Irish telecoms executive Ronan Dunne, the former chief executive of O2 UK, has emerged as a central figure in a UK lawsuit that alleges senior industry figures colluded to force the British phones retailer Phones 4U out of business.
In the High Court case taken by a company adminstrator, Paul Copley, who has the power to investigate the circumstances of Phones 4U's collapse, it is alleged that senior mobile network executives made a secret pact to pull their phones from the retailer.
Soon afterwards, in September 2014, Phones 4U, which had sales of £1.2 billion, went bust. This left Carphone Warehouse as the only real rival to the operators' own retail networks.
The filings allege that Dublin-born accountant Mr Dunne held meetings with senior Phones 4U executives, at which he revealed details of the alleged pact.
In October 2013, Mr Dunne is alleged to have told Phones 4U’s top management that O2 had suddenly decided to pull its phones from the retailer, which Phones 4 U said did not “make any commercial sense”.

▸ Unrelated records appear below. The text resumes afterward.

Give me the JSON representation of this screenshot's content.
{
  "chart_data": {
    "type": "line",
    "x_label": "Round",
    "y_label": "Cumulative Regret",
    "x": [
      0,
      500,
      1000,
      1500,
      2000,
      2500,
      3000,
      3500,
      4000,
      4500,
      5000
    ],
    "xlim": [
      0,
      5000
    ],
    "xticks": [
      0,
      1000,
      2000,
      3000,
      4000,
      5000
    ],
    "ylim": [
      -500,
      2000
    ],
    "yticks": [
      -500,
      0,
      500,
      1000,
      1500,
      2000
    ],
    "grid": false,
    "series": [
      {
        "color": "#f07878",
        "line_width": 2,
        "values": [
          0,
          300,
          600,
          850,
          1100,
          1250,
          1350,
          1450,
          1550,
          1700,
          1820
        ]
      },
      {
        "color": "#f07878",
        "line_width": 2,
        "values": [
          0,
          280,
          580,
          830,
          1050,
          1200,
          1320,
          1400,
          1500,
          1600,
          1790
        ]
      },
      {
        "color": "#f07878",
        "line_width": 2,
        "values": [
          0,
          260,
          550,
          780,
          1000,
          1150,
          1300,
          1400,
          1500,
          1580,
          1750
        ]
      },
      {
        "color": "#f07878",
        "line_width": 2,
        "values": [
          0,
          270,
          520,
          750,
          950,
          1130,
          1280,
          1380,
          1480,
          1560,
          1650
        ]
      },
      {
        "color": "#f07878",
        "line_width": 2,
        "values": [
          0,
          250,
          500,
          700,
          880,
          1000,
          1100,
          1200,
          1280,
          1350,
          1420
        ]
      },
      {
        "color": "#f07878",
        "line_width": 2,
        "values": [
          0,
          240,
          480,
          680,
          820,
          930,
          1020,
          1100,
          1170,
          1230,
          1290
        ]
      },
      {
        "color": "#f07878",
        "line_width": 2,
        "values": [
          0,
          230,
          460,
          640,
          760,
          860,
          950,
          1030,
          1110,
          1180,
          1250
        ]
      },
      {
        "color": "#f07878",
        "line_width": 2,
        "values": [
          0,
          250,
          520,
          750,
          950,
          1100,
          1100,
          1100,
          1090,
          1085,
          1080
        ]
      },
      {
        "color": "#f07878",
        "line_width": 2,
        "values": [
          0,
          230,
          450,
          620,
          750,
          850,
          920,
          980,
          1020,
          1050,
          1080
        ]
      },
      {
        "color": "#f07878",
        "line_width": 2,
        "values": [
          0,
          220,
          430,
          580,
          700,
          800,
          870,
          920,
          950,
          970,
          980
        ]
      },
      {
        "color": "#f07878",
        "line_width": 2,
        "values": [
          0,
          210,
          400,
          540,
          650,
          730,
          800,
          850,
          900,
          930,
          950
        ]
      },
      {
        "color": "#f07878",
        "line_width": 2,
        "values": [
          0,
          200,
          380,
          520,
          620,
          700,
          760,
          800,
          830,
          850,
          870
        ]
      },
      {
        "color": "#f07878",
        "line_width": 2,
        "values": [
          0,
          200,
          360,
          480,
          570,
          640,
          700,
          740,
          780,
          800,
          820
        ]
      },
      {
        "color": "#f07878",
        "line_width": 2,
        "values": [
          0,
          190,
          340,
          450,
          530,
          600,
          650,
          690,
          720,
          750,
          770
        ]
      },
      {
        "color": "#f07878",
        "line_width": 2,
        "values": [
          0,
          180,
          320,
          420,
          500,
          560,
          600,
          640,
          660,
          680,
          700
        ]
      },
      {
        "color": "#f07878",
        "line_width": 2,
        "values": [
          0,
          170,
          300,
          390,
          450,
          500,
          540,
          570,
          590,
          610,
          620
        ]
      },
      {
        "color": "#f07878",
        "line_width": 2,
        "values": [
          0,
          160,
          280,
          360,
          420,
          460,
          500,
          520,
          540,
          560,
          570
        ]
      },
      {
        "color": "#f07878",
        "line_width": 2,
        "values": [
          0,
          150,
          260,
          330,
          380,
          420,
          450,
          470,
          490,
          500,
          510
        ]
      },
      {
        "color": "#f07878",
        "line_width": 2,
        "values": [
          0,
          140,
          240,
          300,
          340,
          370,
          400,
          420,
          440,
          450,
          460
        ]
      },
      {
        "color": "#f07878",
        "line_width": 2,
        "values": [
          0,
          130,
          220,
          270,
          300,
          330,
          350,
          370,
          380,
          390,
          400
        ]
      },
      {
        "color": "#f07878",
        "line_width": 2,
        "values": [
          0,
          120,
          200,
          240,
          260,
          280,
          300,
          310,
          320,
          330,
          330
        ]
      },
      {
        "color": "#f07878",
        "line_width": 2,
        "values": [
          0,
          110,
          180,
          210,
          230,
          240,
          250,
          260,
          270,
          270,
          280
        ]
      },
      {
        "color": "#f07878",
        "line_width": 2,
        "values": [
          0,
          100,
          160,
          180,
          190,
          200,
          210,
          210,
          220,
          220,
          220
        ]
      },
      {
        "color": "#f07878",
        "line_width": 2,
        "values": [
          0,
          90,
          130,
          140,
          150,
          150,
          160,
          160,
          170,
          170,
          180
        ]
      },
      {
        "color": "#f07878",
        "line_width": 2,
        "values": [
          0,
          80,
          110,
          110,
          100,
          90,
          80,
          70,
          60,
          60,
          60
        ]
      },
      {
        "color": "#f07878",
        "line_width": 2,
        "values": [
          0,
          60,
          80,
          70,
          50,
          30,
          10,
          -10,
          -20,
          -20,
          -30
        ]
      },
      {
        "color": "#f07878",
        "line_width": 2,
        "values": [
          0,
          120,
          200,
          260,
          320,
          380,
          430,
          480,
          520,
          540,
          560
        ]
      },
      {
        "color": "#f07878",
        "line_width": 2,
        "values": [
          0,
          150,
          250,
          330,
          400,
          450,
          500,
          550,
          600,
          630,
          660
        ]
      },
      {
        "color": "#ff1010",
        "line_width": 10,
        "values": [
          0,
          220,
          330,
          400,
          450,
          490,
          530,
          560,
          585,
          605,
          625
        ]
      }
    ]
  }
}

At a further meeting in January 2014, Phones 4 U chief executive Tim Whiting pushed the Irishman to provide "further or better reasons" for the decision.
It is alleged Mr Dunne told him the move was part of a deal between O2's parent group, Telefonica, and Vodafone.
"Mr Dunne said that . . . O2 could not extend the agreement because to do so would breach 'commitments' that Cesar Alierta Izuel, the executive chairman and chief executive of Telefónica, had given to Vittorio Colao, the [then] chief executive of Vodafone Group," the lawsuit alleges.
The lawsuit alleges that Mr Dunne told Mr Whiting the same commitments were given by Eva Castillo Sanz, the chairwoman of Telefónica Europe, to Philipp Humm, regional chief of Vodafone European division.
It is further alleged that Mr Dunne made comments that suggested he, or somebody on his behalf, had approached the chief executive of mobile operator EE to ask about its intentions. Olaf Swantee, the EE chief, allegedly later confirmed this.
The Phones 4U chief wrote a contemporaneous note to his chief legal officer: “During my meeting with Ronan on 27th January I witnessed some concerning potential anti-competitive behaviour.”
The note details the allegations and goes on to say that “I believe this behaviour to be inappropriate but do not think we should do anything at this time at risk of damaging network relationships”.
Vodafone and EE later both also decided to end their Phones 4U contracts. They are also named as defendants in the case alongside Telefónica and the former owners of EE, Deutsche Telekom and Orange.
Last night, PwC declined to comment on the case, which was first revealed by The Sunday Telegraph newspaper in the UK. Mr Dunne, who now runs mobile operations for Verizon in the US, could not be reached for comment.
Telefónica UK, which said it was also speaking for its former chief executive Mr Dunne, said: “We and Mr Dunne refute all of the allegations made against us and will strongly defend our position.”
Vodafone and EE also denied any wrongdoing and said they were confident they would win the case and their costs would be paid by the administrators.